Splunk courts cloud DevOps with 33% price cut and developer sandbox
In the world of cloud and mobile, businesses have discovered the power of DevOps and continuous uptime. DevOps already provides a consistent paradigm for viewing continuous deployment of software by pushing automation as a path to speed delivery through each stage; but on the operational side being able to predict, prevent, or recover from flaws quickly via automation and monitoring has strong roots in DevOps practices.
Tools for monitoring and automating reactions to problems are common, but Splunk, Inc. is hoping its DevOps strength and popularity with enterprises can launch it into new markets in the cloud. The company today announced that it’s cutting the price of its Software-as-a-Service (SaaS) cloud platform by one-third and opening it up to developers. Importantly, Splunk’s outreach to developers includes the addition of a free Development Sandbox, which gives developers a chance to build and test applications before buying in.
Splunk is already a well-known tool for monitoring, aggregating and analyzing within enterprise computing environments. It supports multiple platforms and uses ranging from boots-on-the-ground DevOps to IT monitoring of critical infrastructure to turning log data into operational intelligence. With more companies transitioning to the cloud, Splunk seeks an opportunity to address common problems there.
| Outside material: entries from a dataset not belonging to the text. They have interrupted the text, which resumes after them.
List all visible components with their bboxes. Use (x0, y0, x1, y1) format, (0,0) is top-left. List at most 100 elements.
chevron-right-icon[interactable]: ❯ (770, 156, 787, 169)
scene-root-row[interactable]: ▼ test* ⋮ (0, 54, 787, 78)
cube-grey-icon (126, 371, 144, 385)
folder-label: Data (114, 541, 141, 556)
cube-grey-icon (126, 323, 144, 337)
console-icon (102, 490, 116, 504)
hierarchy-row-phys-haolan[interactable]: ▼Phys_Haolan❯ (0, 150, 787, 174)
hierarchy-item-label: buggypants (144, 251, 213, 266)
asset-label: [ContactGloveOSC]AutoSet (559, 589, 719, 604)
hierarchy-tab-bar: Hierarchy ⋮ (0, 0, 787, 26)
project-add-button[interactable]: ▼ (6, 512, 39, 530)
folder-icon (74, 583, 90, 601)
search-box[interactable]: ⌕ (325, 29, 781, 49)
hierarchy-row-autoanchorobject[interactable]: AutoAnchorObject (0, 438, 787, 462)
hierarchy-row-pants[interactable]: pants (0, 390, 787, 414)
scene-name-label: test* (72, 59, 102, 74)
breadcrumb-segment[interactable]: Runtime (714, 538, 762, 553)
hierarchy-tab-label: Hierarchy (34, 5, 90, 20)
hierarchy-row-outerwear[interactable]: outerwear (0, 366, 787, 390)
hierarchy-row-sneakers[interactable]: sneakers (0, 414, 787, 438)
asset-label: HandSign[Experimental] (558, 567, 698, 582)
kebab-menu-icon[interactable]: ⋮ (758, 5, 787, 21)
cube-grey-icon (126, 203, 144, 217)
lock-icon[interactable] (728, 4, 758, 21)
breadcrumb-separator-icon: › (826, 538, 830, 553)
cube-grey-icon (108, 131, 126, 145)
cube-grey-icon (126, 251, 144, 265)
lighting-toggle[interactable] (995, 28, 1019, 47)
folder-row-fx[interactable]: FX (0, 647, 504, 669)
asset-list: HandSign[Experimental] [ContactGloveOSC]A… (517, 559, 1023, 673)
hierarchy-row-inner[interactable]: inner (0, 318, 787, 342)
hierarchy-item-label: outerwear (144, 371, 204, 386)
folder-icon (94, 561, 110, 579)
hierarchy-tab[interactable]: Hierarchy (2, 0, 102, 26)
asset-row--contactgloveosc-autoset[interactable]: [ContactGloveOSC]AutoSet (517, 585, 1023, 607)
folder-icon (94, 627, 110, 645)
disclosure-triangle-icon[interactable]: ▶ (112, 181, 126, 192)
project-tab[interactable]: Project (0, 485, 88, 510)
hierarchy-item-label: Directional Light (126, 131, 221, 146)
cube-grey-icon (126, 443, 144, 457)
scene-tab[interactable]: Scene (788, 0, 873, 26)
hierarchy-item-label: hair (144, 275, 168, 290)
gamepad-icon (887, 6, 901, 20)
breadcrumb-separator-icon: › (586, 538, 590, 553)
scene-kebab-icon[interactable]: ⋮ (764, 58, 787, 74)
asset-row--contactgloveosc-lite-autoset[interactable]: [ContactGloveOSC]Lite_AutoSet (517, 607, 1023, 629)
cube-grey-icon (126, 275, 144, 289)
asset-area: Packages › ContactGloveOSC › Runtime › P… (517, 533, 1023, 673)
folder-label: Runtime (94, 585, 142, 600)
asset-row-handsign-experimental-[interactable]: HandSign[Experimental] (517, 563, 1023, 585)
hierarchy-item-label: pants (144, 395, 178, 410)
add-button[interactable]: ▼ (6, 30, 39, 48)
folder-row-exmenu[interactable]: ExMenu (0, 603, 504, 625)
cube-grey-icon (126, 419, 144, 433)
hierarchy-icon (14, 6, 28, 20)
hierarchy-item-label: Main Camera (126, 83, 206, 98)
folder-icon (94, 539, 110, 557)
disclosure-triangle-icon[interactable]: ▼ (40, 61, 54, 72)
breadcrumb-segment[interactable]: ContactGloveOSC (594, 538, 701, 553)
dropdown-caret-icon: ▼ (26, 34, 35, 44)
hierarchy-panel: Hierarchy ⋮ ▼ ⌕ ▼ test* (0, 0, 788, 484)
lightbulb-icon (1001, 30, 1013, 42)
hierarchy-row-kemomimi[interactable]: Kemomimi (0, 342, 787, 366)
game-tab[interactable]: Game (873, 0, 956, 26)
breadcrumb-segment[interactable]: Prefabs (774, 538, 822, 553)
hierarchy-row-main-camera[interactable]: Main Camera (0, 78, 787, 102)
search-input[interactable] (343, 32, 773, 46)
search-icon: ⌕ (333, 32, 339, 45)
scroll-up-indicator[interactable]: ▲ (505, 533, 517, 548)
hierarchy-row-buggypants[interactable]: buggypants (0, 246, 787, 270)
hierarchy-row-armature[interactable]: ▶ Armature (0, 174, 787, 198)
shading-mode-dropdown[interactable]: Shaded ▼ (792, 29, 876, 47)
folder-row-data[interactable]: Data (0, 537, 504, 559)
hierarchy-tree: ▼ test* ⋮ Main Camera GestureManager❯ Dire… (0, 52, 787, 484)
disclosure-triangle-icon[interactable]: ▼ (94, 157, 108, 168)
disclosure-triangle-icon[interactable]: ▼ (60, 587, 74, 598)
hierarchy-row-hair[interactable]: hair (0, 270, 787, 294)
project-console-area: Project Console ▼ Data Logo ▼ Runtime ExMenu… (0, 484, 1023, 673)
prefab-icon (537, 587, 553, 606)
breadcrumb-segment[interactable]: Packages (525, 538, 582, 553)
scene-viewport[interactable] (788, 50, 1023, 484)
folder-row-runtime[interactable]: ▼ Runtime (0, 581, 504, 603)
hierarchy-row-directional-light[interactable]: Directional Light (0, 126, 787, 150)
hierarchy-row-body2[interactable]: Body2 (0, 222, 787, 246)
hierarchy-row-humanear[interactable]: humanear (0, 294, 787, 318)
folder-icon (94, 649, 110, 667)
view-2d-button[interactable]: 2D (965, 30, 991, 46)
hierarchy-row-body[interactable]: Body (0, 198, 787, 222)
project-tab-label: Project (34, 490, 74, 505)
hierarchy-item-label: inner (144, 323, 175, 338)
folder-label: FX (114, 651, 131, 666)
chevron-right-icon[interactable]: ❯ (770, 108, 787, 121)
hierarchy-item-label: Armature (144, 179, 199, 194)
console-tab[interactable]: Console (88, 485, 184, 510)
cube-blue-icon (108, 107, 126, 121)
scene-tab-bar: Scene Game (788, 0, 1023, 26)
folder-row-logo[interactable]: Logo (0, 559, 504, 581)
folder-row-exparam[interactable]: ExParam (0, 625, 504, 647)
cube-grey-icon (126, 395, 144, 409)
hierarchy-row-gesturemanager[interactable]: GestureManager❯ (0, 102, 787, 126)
“We’ve been seeing organizations start to move their mission-critical applications to the cloud, but many still see availability and uptime as a significant barrier,” said Dennis Callaghan, senior analyst at 451 Research.
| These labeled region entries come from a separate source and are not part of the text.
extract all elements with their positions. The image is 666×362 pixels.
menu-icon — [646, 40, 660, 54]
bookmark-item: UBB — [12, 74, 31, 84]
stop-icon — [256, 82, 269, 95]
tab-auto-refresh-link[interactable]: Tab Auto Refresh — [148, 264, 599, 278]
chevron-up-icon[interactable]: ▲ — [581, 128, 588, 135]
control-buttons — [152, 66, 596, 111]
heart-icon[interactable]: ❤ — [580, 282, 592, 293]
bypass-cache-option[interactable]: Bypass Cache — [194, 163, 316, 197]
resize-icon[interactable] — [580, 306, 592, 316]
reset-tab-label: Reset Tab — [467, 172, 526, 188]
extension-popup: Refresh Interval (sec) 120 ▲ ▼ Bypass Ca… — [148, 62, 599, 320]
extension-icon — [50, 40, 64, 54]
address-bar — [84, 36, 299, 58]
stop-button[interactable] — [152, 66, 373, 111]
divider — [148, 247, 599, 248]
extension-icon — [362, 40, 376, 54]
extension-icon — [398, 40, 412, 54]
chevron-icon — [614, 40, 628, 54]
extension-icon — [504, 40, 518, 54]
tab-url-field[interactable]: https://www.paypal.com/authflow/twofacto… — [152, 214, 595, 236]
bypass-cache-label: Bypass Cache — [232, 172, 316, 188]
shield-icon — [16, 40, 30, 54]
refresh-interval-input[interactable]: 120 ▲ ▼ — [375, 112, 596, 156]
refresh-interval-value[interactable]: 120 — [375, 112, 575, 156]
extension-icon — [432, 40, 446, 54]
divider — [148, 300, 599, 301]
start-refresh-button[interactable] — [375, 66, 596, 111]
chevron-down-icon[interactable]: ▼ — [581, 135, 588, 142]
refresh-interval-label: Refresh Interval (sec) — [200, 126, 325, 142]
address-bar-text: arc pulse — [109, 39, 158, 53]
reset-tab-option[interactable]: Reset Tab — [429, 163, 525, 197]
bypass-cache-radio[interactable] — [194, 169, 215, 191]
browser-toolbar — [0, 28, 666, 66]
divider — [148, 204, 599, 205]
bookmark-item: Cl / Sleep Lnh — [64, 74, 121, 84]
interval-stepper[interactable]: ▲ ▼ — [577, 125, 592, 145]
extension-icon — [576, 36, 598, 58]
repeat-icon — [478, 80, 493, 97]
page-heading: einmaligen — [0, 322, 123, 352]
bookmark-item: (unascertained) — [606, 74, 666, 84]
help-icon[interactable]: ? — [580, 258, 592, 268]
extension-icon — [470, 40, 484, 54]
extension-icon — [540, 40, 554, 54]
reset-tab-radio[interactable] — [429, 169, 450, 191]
Splunk Cloud is claimed to be the most comprehensive SaaS platform for operational intelligence on the market. It offers the full power of Splunk Enterprise a cloud-based service that Splunk says is flexible and easy to deploy.
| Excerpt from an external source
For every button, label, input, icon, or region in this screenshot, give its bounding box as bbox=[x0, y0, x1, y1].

Splunk reaching out to cloud and SaaS developers
Another part of today’s announcement is the Splunk Online Sandbox, a free tool that enables developers to test a monitoring application or schema in minutes. Splunk posted a demo video here.
The free trial sandbox is full-featured but limited in scale. Users get a private workspace to try out search, analysis, and visualization of their own data, or simply play around with prepopulated data. The sandbox includes a built-in tutorial for developers not familiar with the product or as a refresher for those who are used to Splunk’s system but have not gone hands-on with the cloud platform.
Splunk Cloud also comes with a full set of RESTful APIs, an SDK for rapid prototyping and documentation for developers to get going quickly. Developers are limited to 5 GB or data uploads per day and 20 GB of total data stage. While small, that should be more than enough for users to explore the full capabilities of the Splunk SaaS cloud analysis platform, the company said.
Reducing cost, increasing uptime
Splunk also cut prices by nearly one-third. Splunk Cloud is available now in the U.S. and Canada starting at $675 per month for up to 5GB/day of data indexed (down from $1,000 per month).
Splunk Cloud provides the full feature set of Splunk Enterprise, making it a viable alternative to the on-premise platform, Splunk said. The cloud version includes apps, SDKs, APIs and the same platform support as the packaged version. The service runs on Amazon Web Services and supports data volumes of between 5GB/day and 5TB/day. Splunk hopes that the increased stability and cloud interface will be compelling to companies that need the power of monitoring and visualization that they’ve enjoyed behind the firewall applied to their apps in the cloud.